Analysis of CanViewFeature. We use the ground-truth keypoint location, and compare their learned 3D locations for keypoint classification with popular point features used in the literature, namely, SIFT [16] and Conv5 of VGG [27]. For CanViewFeature, we still follow the same procedure of using nearest neighbor for keypoint classification. For SIFT and Conv5, a linear SVM is used to classify the keypoints [15].

Table 3. Results for keypoint classification on Pascal3D+ Dataset [42]. We show keypoint classification accuracy of each category.
Table 4. Error analysis on Pascal3D+. We show results in Median Error and Accuracy.
Table 5. Qualitative results of our full pipeline on Pascal3D+ [42] Dataset. 1st column: the input image; 2nd column: our predicted StarMap (shown on image); 3rd column: extracted keypoints after taking local maximum on StarMap, we show ground truth in large dots and prediction in small circled dots (The RGB color of the point encodes xyz coordinate for correspondence; 4th column: our predicted CanViewFeature (triangle) and their ground truth (circle); 5th column: our prediced 3D uvd coordinates, obtained by uv from StarMap and d from DepthMap; 6th column: rotated 3D point with our predicted viewpoint (cross) and ground truth viewpoint (triangle).

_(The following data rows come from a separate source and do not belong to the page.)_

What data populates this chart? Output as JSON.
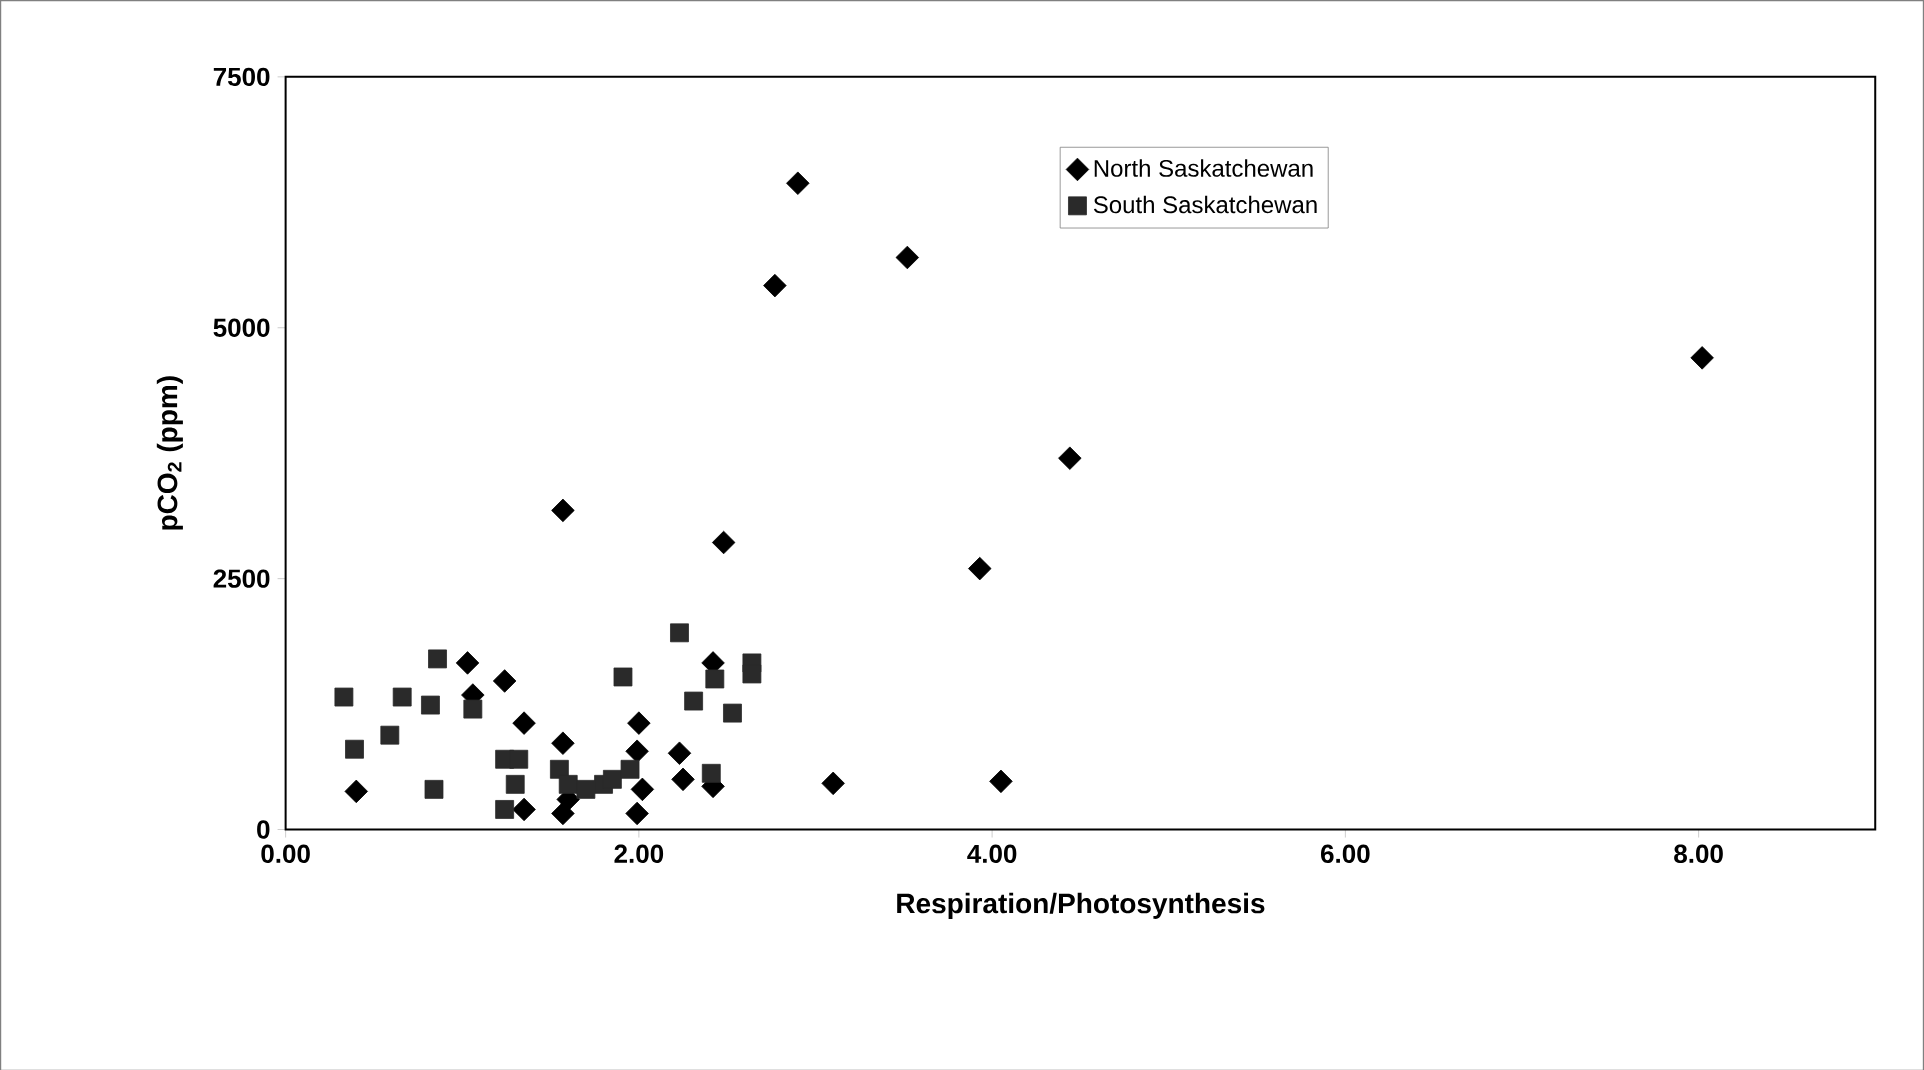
{
  "chart_data": {
    "type": "scatter",
    "xlabel": "Respiration/Photosynthesis",
    "ylabel": "pCO$_{2}$ (ppm)",
    "xlim": [
      0,
      9
    ],
    "ylim": [
      0,
      7500
    ],
    "xticks": [
      {
        "value": 0,
        "label": "0.00"
      },
      {
        "value": 2,
        "label": "2.00"
      },
      {
        "value": 4,
        "label": "4.00"
      },
      {
        "value": 6,
        "label": "6.00"
      },
      {
        "value": 8,
        "label": "8.00"
      }
    ],
    "yticks": [
      0,
      2500,
      5000,
      7500
    ],
    "grid": false,
    "legend": "top right",
    "series": [
      {
        "name": "North Saskatchewan",
        "color": "#000000",
        "marker": "diamond",
        "x": [
          0.4,
          1.03,
          1.06,
          1.24,
          1.35,
          1.35,
          1.57,
          1.57,
          1.57,
          1.6,
          1.99,
          2.0,
          1.99,
          2.02,
          2.23,
          2.25,
          2.42,
          2.48,
          2.42,
          2.77,
          2.9,
          3.1,
          3.52,
          3.93,
          4.05,
          4.44,
          8.02
        ],
        "values": [
          380,
          1660,
          1340,
          1480,
          1060,
          200,
          860,
          3180,
          160,
          300,
          780,
          1060,
          160,
          400,
          760,
          500,
          1660,
          2860,
          430,
          5420,
          6440,
          460,
          5700,
          2600,
          480,
          3700,
          4700
        ]
      },
      {
        "name": "South Saskatchewan",
        "color": "#2a2a2a",
        "marker": "square",
        "x": [
          0.33,
          0.39,
          0.59,
          0.66,
          0.82,
          0.84,
          0.86,
          1.06,
          1.24,
          1.24,
          1.3,
          1.32,
          1.55,
          1.6,
          1.7,
          1.8,
          1.85,
          1.91,
          1.95,
          2.23,
          2.31,
          2.41,
          2.53,
          2.64,
          2.43,
          2.64
        ],
        "values": [
          1320,
          800,
          940,
          1320,
          1240,
          400,
          1700,
          1200,
          700,
          200,
          450,
          700,
          600,
          450,
          400,
          450,
          500,
          1520,
          600,
          1960,
          1280,
          560,
          1160,
          1660,
          1500,
          1550
        ]
      }
    ]
  }
}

Table 3 compares CanViewFeature with the two baseline approaches from [15]. We can see that CanViewFeature is significantly better than baseline approaches. This shows the advantage of using a shared keypoint representation for training a general purpose keypoint detector.

Ablation Study on Representation Components. To better understand the importance of each component of our representation and whether they are well-trained, we provide error analysis by replacing each output component with its ground truth. To this end, we use viewpoint estimation as the task for evaluation, and Table 4 summarizes the results. Specifically, replacing StarMap with its ground truth does not provides much performance gains in both metrics, indicating that StarMap is fairly accurate. This is justified by the high keypoint accuracy reported in Sect. 4.2. Moreover, replacing either CanViewFeature or DepthMap with the underlying ground truth provides considerable performance gains in terms of \( Acc _\frac{\pi }{6}\). In particular, using perfect DepthMap leads noticeable decrease in median error. This is expected since the general task of estimating pixel depth remains quite challenging.

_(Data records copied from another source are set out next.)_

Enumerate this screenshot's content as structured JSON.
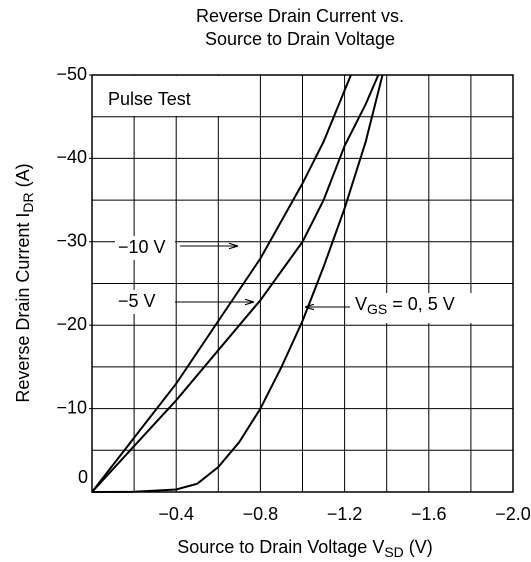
{
  "chart_data": {
    "type": "line",
    "title": [
      "Reverse Drain Current vs.",
      "Source to Drain Voltage"
    ],
    "x_label_parts": [
      "Source to Drain Voltage  V",
      "SD",
      "  (V)"
    ],
    "y_label_parts": [
      "Reverse Drain Current  I",
      "DR",
      "  (A)"
    ],
    "annotation": "Pulse Test",
    "xlim": [
      0,
      -2.0
    ],
    "ylim": [
      0,
      -50
    ],
    "xticks": [
      {
        "value": 0,
        "label": "0"
      },
      {
        "value": -0.4,
        "label": "−0.4"
      },
      {
        "value": -0.8,
        "label": "−0.8"
      },
      {
        "value": -1.2,
        "label": "−1.2"
      },
      {
        "value": -1.6,
        "label": "−1.6"
      },
      {
        "value": -2.0,
        "label": "−2.0"
      }
    ],
    "yticks": [
      {
        "value": 0,
        "label": "0"
      },
      {
        "value": -10,
        "label": "−10"
      },
      {
        "value": -20,
        "label": "−20"
      },
      {
        "value": -30,
        "label": "−30"
      },
      {
        "value": -40,
        "label": "−40"
      },
      {
        "value": -50,
        "label": "−50"
      }
    ],
    "xgrid": [
      -0.2,
      -0.4,
      -0.6,
      -0.8,
      -1.0,
      -1.2,
      -1.4,
      -1.6,
      -1.8
    ],
    "ygrid": [
      -5,
      -10,
      -15,
      -20,
      -25,
      -30,
      -35,
      -40,
      -45
    ],
    "grid": true,
    "color": "#000000",
    "series": [
      {
        "name": "−10 V",
        "x": [
          0,
          -0.2,
          -0.4,
          -0.6,
          -0.8,
          -1.0,
          -1.1,
          -1.23
        ],
        "values": [
          0,
          -6.5,
          -13,
          -20.5,
          -28,
          -37,
          -42,
          -50
        ]
      },
      {
        "name": "−5 V",
        "x": [
          0,
          -0.2,
          -0.4,
          -0.6,
          -0.8,
          -1.0,
          -1.1,
          -1.2,
          -1.3,
          -1.36
        ],
        "values": [
          0,
          -5.5,
          -11,
          -17,
          -23,
          -30,
          -35,
          -41.5,
          -46.5,
          -50
        ]
      },
      {
        "name_parts": [
          "V",
          "GS",
          " = 0, 5 V"
        ],
        "x": [
          0,
          -0.2,
          -0.4,
          -0.5,
          -0.6,
          -0.7,
          -0.8,
          -0.9,
          -1.0,
          -1.1,
          -1.2,
          -1.3,
          -1.38
        ],
        "values": [
          0,
          -0.02,
          -0.3,
          -1,
          -3,
          -6,
          -10,
          -15,
          -20.5,
          -27,
          -34,
          -42,
          -50
        ]
      }
    ]
  }
}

4.5 Keypoint and Viewpoint Induction for Novel Categories

Our keypoint representation is category-agnostic and is free to be extended to novel object categories [34].

Table 6. Viewpoint estimation for novel categories results on ObjectNet3D+ [41]. We shown our results in \( Acc _\frac{\pi }{6}\).

We note that Pascal3D+ [42] only contains 12 categories and it is hard to learn common inter-category information with such limited category samples. To further verify the generalization ability of our method, we used a newly published large scale 3D dataset, ObjectNet3D [41]. ObjectNet3D [41] has the same annotations as Pascal3D+ [42] but with 100 categories. We evenly hold out 20 categories (every 5 categories sorted in the alphabetical order) from the training data and only used them for testing. Because Shoe and Door do not have keypoint annotation, we remove them from the testing set, resulting in 18 novel categories. Please refer to the supplementary for details on dataset details.

We compare the performance gap between including and withholding the 18 categories during training. The results are shown in Table 6. As expected, the viewpoint estimation accuracy of most categories drops. For some categories (Iron, Knife, Pen, Rifle, Slipper), both experiments fail (with accuracy lower than \(20\%\)). One explanation is that these 5 failed categories are small and narrow objects, whose annotations may not be accurate. For example, the keypoint annotations on ObjectNet3D [41] for small object are not always well-defined (see qualitative results in supplementary), e.g., Key and Spoon have dense keypoints annotation on their silhouette. For half of the 18 novel objects (bookshelf, cellphone, computer, filing cabinet, guitar, microwave, pot, stove, tub), the performance gap between including and withholding training data is less than \(10\%\). This indicates that our representation is fairly general and can extend viewpoint estimation to novel categories.